Han, K.; Hua, X.; Qi, T.; Gao, Z.; Wang, X.; Jia, S.

Super-resolution microscopy, particularly localization-based methods, necessitates careful balancing of optical complexity, computational demands, and user accessibility. Conventional strategies typically adopt either deterministic or learning-based approaches, overlooking opportunities to leverage their synergistic strengths.

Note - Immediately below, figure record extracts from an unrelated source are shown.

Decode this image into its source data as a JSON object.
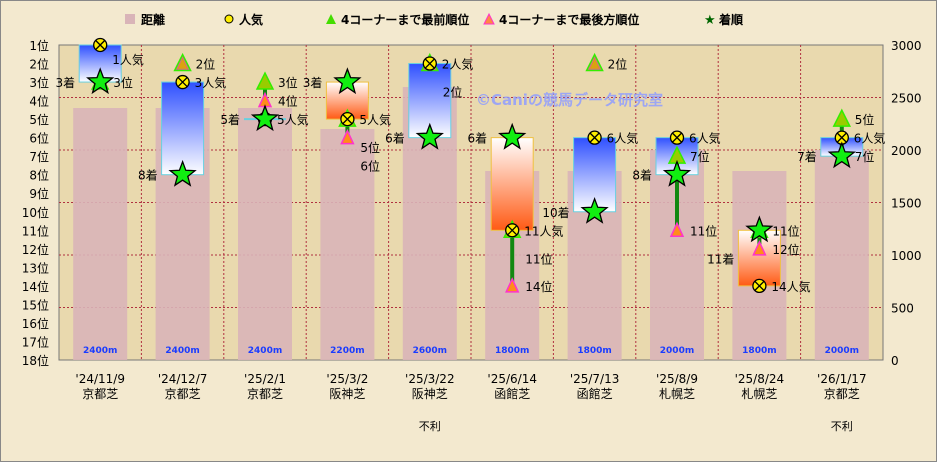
{
  "chart_data": {
    "type": "bar",
    "legend": {
      "placement": "top",
      "items": [
        {
          "key": "distance",
          "label": "距離",
          "color": "#d9b4b8"
        },
        {
          "key": "popularity",
          "label": "人気",
          "color": "#ffee00"
        },
        {
          "key": "front",
          "label": "4コーナーまで最前順位",
          "color": "#44dd00"
        },
        {
          "key": "worst",
          "label": "4コーナーまで最後方順位",
          "color": "#ff8844"
        },
        {
          "key": "finish",
          "label": "着順",
          "color": "#00cc00"
        }
      ]
    },
    "left_axis": {
      "ticks": [
        "1位",
        "2位",
        "3位",
        "4位",
        "5位",
        "6位",
        "7位",
        "8位",
        "9位",
        "10位",
        "11位",
        "12位",
        "13位",
        "14位",
        "15位",
        "16位",
        "17位",
        "18位"
      ],
      "range": [
        1,
        18
      ]
    },
    "right_axis": {
      "ticks": [
        0,
        500,
        1000,
        1500,
        2000,
        2500,
        3000
      ],
      "range": [
        0,
        3000
      ]
    },
    "grid": true,
    "watermark": "©Caniの競馬データ研究室",
    "colors": {
      "box_worse": "#3355ff",
      "box_better": "#ff5511",
      "line": "#118811"
    },
    "races": [
      {
        "date": "'24/11/9",
        "course": "京都芝",
        "distance": 2400,
        "distance_label": "2400m",
        "popularity": 1,
        "finish": 3,
        "front": 3,
        "worst": 3,
        "pop_label": "1人気",
        "finish_label": "3着",
        "front_label": "3位",
        "worst_label": "3位",
        "note": ""
      },
      {
        "date": "'24/12/7",
        "course": "京都芝",
        "distance": 2400,
        "distance_label": "2400m",
        "popularity": 3,
        "finish": 8,
        "front": 2,
        "worst": 2,
        "pop_label": "3人気",
        "finish_label": "8着",
        "front_label": "2位",
        "worst_label": "2位",
        "note": ""
      },
      {
        "date": "'25/2/1",
        "course": "京都芝",
        "distance": 2400,
        "distance_label": "2400m",
        "popularity": 5,
        "finish": 5,
        "front": 3,
        "worst": 4,
        "pop_label": "5人気",
        "finish_label": "5着",
        "front_label": "3位",
        "worst_label": "4位",
        "note": ""
      },
      {
        "date": "'25/3/2",
        "course": "阪神芝",
        "distance": 2200,
        "distance_label": "2200m",
        "popularity": 5,
        "finish": 3,
        "front": 5,
        "worst": 6,
        "pop_label": "5人気",
        "finish_label": "3着",
        "front_label": "5位",
        "worst_label": "6位",
        "note": ""
      },
      {
        "date": "'25/3/22",
        "course": "阪神芝",
        "distance": 2600,
        "distance_label": "2600m",
        "popularity": 2,
        "finish": 6,
        "front": 2,
        "worst": 2,
        "pop_label": "2人気",
        "finish_label": "6着",
        "front_label": "2位",
        "worst_label": "2位",
        "note": "不利"
      },
      {
        "date": "'25/6/14",
        "course": "函館芝",
        "distance": 1800,
        "distance_label": "1800m",
        "popularity": 11,
        "finish": 6,
        "front": 11,
        "worst": 14,
        "pop_label": "11人気",
        "finish_label": "6着",
        "front_label": "11位",
        "worst_label": "14位",
        "note": ""
      },
      {
        "date": "'25/7/13",
        "course": "函館芝",
        "distance": 1800,
        "distance_label": "1800m",
        "popularity": 6,
        "finish": 10,
        "front": 2,
        "worst": 2,
        "pop_label": "6人気",
        "finish_label": "10着",
        "front_label": "2位",
        "worst_label": "2位",
        "note": ""
      },
      {
        "date": "'25/8/9",
        "course": "札幌芝",
        "distance": 2000,
        "distance_label": "2000m",
        "popularity": 6,
        "finish": 8,
        "front": 7,
        "worst": 11,
        "pop_label": "6人気",
        "finish_label": "8着",
        "front_label": "7位",
        "worst_label": "11位",
        "note": ""
      },
      {
        "date": "'25/8/24",
        "course": "札幌芝",
        "distance": 1800,
        "distance_label": "1800m",
        "popularity": 14,
        "finish": 11,
        "front": 11,
        "worst": 12,
        "pop_label": "14人気",
        "finish_label": "11着",
        "front_label": "11位",
        "worst_label": "12位",
        "note": ""
      },
      {
        "date": "'26/1/17",
        "course": "京都芝",
        "distance": 2000,
        "distance_label": "2000m",
        "popularity": 6,
        "finish": 7,
        "front": 5,
        "worst": 7,
        "pop_label": "6人気",
        "finish_label": "7着",
        "front_label": "5位",
        "worst_label": "7位",
        "note": "不利"
      }
    ]
  }
}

In this work, we introduce deep volumetric localization microscopy (VLM), a super-resolution methodology that integrates instrumental and algorithmic advancements for high-fidelity 3D single-molecule imaging. VLM employs a wavefront-optimized light-field configuration to capture single-molecule data, while a cascaded neural network reconstructs 3D volumes and extracts molecular coordinates at a 10 nm and 25 nm localization precision in the lateral and axial dimensions, respectively, across an imaging depth exceeding 5 m. Unlike existing methods, VLM is trained exclusively with system-aware intrinsic point-spread functions, bypassing dependencies on external imaging modalities or sample-specific data training. We validate VLM across diverse biological specimens, demonstrating hardware simplicity, data efficiency, and minimal phototoxicity. We anticipate VLM will overcome current limitations in fluorescence microscopy, empowering broader advancements in biomedical research.